Conteúdo editorial fornecido por Estadão
Com a terceira maior população do mundo nas redes sociais, forte uso do WhatsApp e polarização política crescente, o Brasil é um terreno fértil para a guerra de desinformação online na campanha eleitoral para presidente, que deve acirrar ainda mais posições extremas e encolher o espaço de candidatos moderados nos embates que ocorrem no mundo virtual.
Pesquisas mostram que “notícias” distorcidas, com forte viés ideológico, muitas vezes ganham a disputa por espaço no Facebook com reportagens realizadas pelos meios de imprensa tradicionais. Sensacionalistas e hiperpartidárias, elas atraem mais cliques e tendem a viralizar mais rapidamente do que notícias produzidas por jornalistas que seguem procedimentos estabelecidos para apuração e checagem dos fatos.
O fenômeno não é exclusivo do Brasil, mas as características do País o transformaram em um dos principais focos de preocupação de Claire Wardle, que lidera o First Draft, um projeto da Universidade de Harvard dedicado ao combate global de informação falsa ou distorcida na era digital.
Além do uso intensivo das redes sociais, 120 milhões de brasileiros se comunicam por WhatsApp, onde notícias falsas ou tendenciosas circulam imunes a qualquer tentativa de checagem de sua veracidade. Wardle disse que o quadro é completado pela facilidade de contratação de pessoas com baixos salários para atuarem como robôs na propagação de relatos distorcidos, tendenciosos ou falsos.
“O Brasil tem características que o tornam muito vulnerável ao que eu chamo de desordem da informação”, disse a pesquisadora, que rejeita o uso da expressão “fake news” para descrever o fenômeno. Segundo ela, o First Draft discute cooperação com meios de imprensa tradicional para combater a desinformação durante a campanha. No ano passado, a organização liderou iniciativas semelhantes nas eleições da França e da Inglaterra.
O impacto mais imediato da “desordem” apontada por Wardle é sobre a habilidade dos eleitores de tomarem decisões com base em informações de qualidade.
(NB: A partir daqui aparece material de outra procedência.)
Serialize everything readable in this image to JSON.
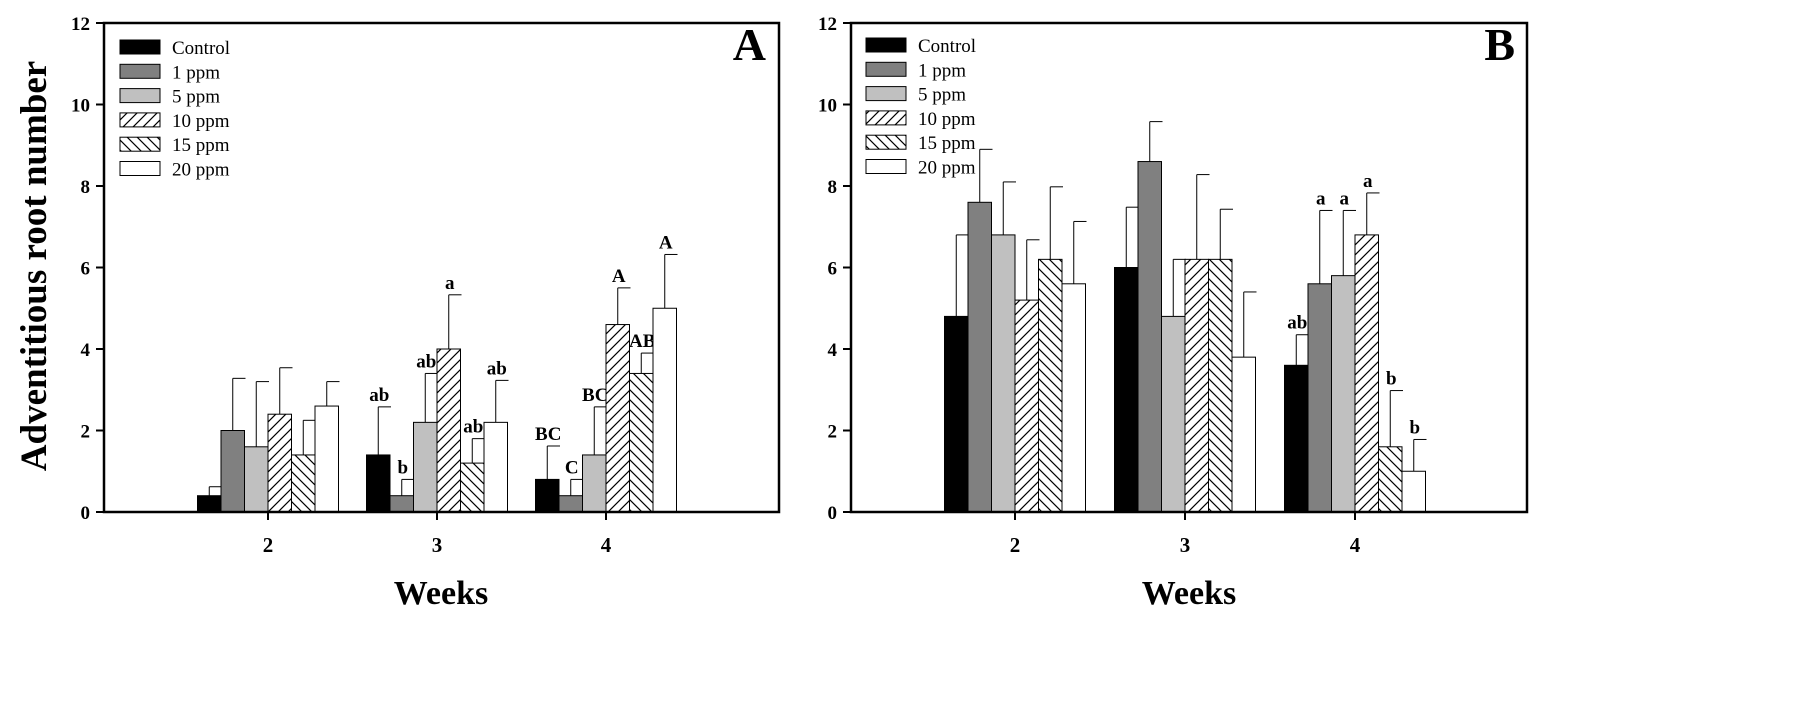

Mas a longo prazo, ela teme que esse movimento leve a uma descrença generalizada no sistema democrático. “Se temos campanhas de desinformação que minam a confiança em instituições e confundem a população, isso acaba levando as pessoas a não saberem em quem confiar. Elas se distanciam da mídia convencional, deixam de confiar nos políticos tradicionais e passam a confiar apenas nos amigos e familiares.”
Bolha do WhatsApp
Professor da Escola de Jornalismo da Universidade do Texas, em Austin, Rosental Calmon Alves disse que os brasileiros “abraçaram” como poucos as mídias sociais e criaram redes sociais privadas no WhatsApp, onde informações falsas e distorcidas circulam sem restrição. “Na bolha do WhatsApp não há instituições ou pessoas dedicadas a caçar mentiras.” Em sua opinião, grande parte das eleições deste ano serão definidas nas redes sociais, em um ambiente no qual a ameaça da desinformação é “enorme”.
Dados do Digital Global Overview Survey mostram que os brasileiros gastam, em média, 3h40 online, número que só é inferior às 4h20 registradas nas Filipinas.
“Junk news” (notícias-lixo) é a expressão preferida por Fábio Malini para se referir às informações enviesadas disseminadas por sites que estão nos extremos do espectro ideológico. Coordenador do Laboratório de Estudos sobre Imagem e Cibercultura da Universidade Federal do Espírito Santo, ele diz que as “junk news” costumam gerar duas vezes mais compartilhamentos no Facebook do que as notícias da imprensa tradicional.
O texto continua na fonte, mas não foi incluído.